With a bounded range of system parameters, the signal detection for NOMA VLC is able to detect three superposition signals with both 4 TCM and 8 TCM. However, the third user on 8 TCM could tolerate only very small level of noise on the transmission. As well to be seen, with careful choice of power allocation, three parallel users can be served soundly with both schemes of 4 and 8 states TCM.

When compared to previous publications of OOK NOMA VLC, the performance of these TCM 4 and even 8 are satisfactorily comparable. In [31, 32], the result showed that low BER were achieved on SNR higher than 100, and it was on those regions further analysis were conducted. This high SNR reflects conditions for VLC indoor transmission, especially as access points. It is necessary for the equipment to receive light signal in adequate strength and very low noise.

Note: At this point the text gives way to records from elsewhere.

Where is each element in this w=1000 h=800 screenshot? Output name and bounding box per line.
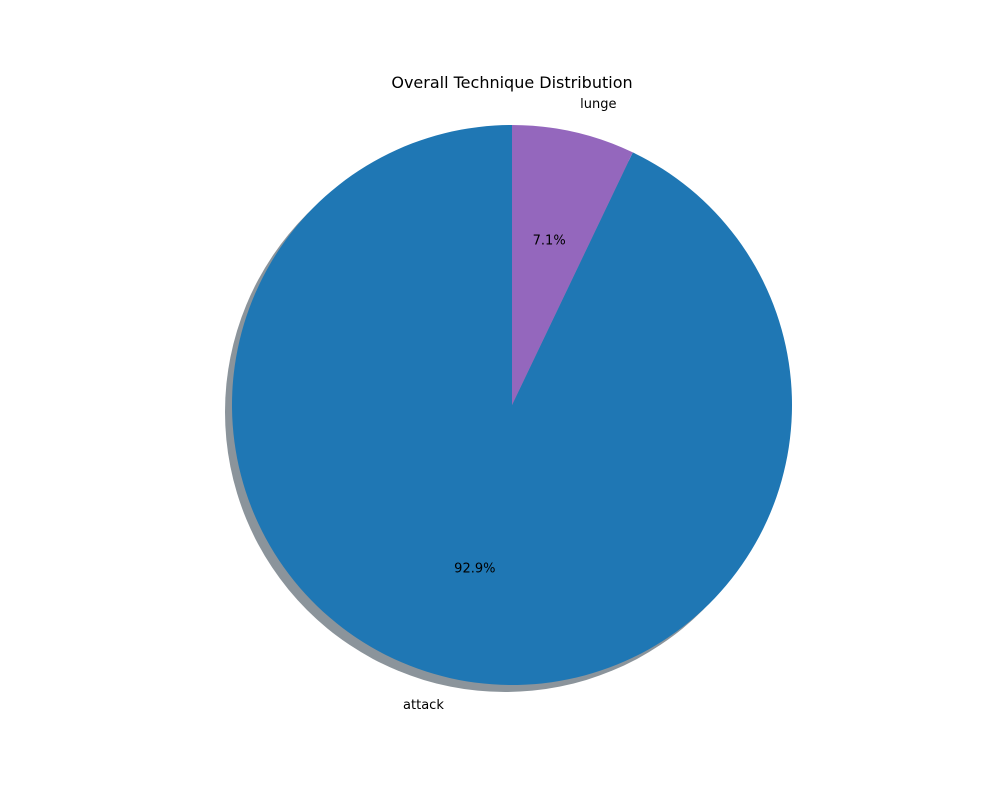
slice-label-attack: attack [403, 698, 444, 713]
percent-label-attack: 92.9% [454, 561, 495, 576]
percent-label-lunge: 7.1% [533, 234, 566, 249]
pie-slices [231, 125, 793, 685]
pie-labels: attack 92.9% lunge 7.1% [403, 97, 616, 713]
chart-title: Overall Technique Distribution [391, 73, 632, 92]
pie-slice-attack [231, 125, 793, 685]
pie-slice-lunge [512, 125, 633, 405]
slice-label-lunge: lunge [580, 97, 616, 112]
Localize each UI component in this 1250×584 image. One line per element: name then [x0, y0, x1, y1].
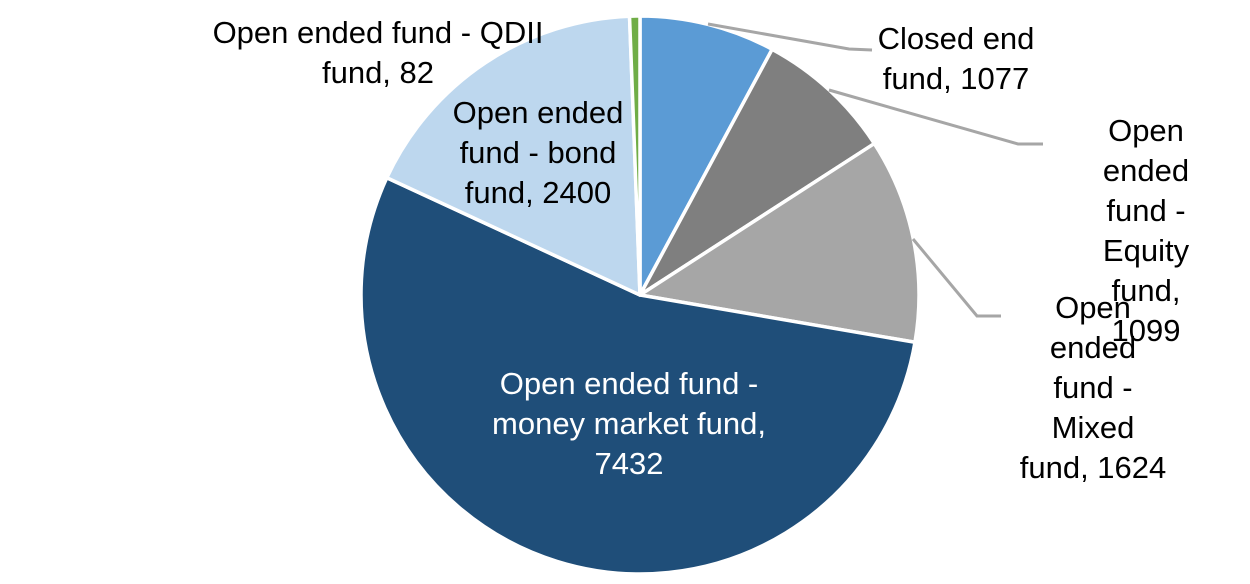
pie-slice-open-ended-qdii-fund	[627, 14, 642, 297]
leader-line-closed-end-fund	[707, 22, 873, 52]
data-label-closed-end-fund: Closed end fund, 1077	[877, 21, 1035, 96]
data-label-open-ended-bond-fund: Open ended fund - bond fund, 2400	[452, 95, 624, 210]
data-label-open-ended-mixed-fund: Open ended fund - Mixed fund, 1624	[1019, 290, 1167, 485]
pie-slice-open-ended-bond-fund	[385, 14, 642, 297]
data-label-open-ended-qdii-fund: Open ended fund - QDII fund, 82	[212, 15, 544, 90]
pie-slice-open-ended-money-market-fund	[359, 176, 917, 576]
data-label-open-ended-equity-fund: Open ended fund - Equity fund, 1099	[1102, 113, 1190, 348]
leader-line-open-ended-equity-fund	[828, 88, 1043, 146]
data-label-open-ended-money-market-fund: Open ended fund - money market fund, 743…	[492, 366, 766, 481]
leader-line-open-ended-mixed-fund	[911, 238, 1001, 318]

For comparison in Fig. 7 is shown the performance of NOMA VLC on OOK transmission, in which MLSD also employed, in this case by means of four state trellis. The trellis design is similar to that of upper part of Fig. 3, but the edge label would be binary signals {00, 01, 10, 11} of OOK transmission instead of {1, 2, 3, 4} of monopodal PAM signaling. With carefully assigned power ratio, all three users are able to receive good quality of signals on SNR of 30 and above.

Fig. 7
figure 7

Performance of three users on OOK NOMA VLC with 4 state trellis encoder MLSD

5 Conclusion

In this paper, the authors proposed the application of the TCM for a NOMA VLC system, in place of a pulse amplitude one, and paired with the correspondence successive maximum likelihood signal detection. Two convolutional encoders and decoders of four- and eight-state were employed and evaluated in their performance and compared with OOK. For the successive detection to perform well, the power ratio needs to be above 0.8 on each stage on 4 TCM, and 0.93 for 8 TCM. Performance comparison for the 4 and 8 states encoders was revealed, each effectively serving three users. Considering the constraints and BER achieved, 4 TCM is more recommended for NOMA VLC.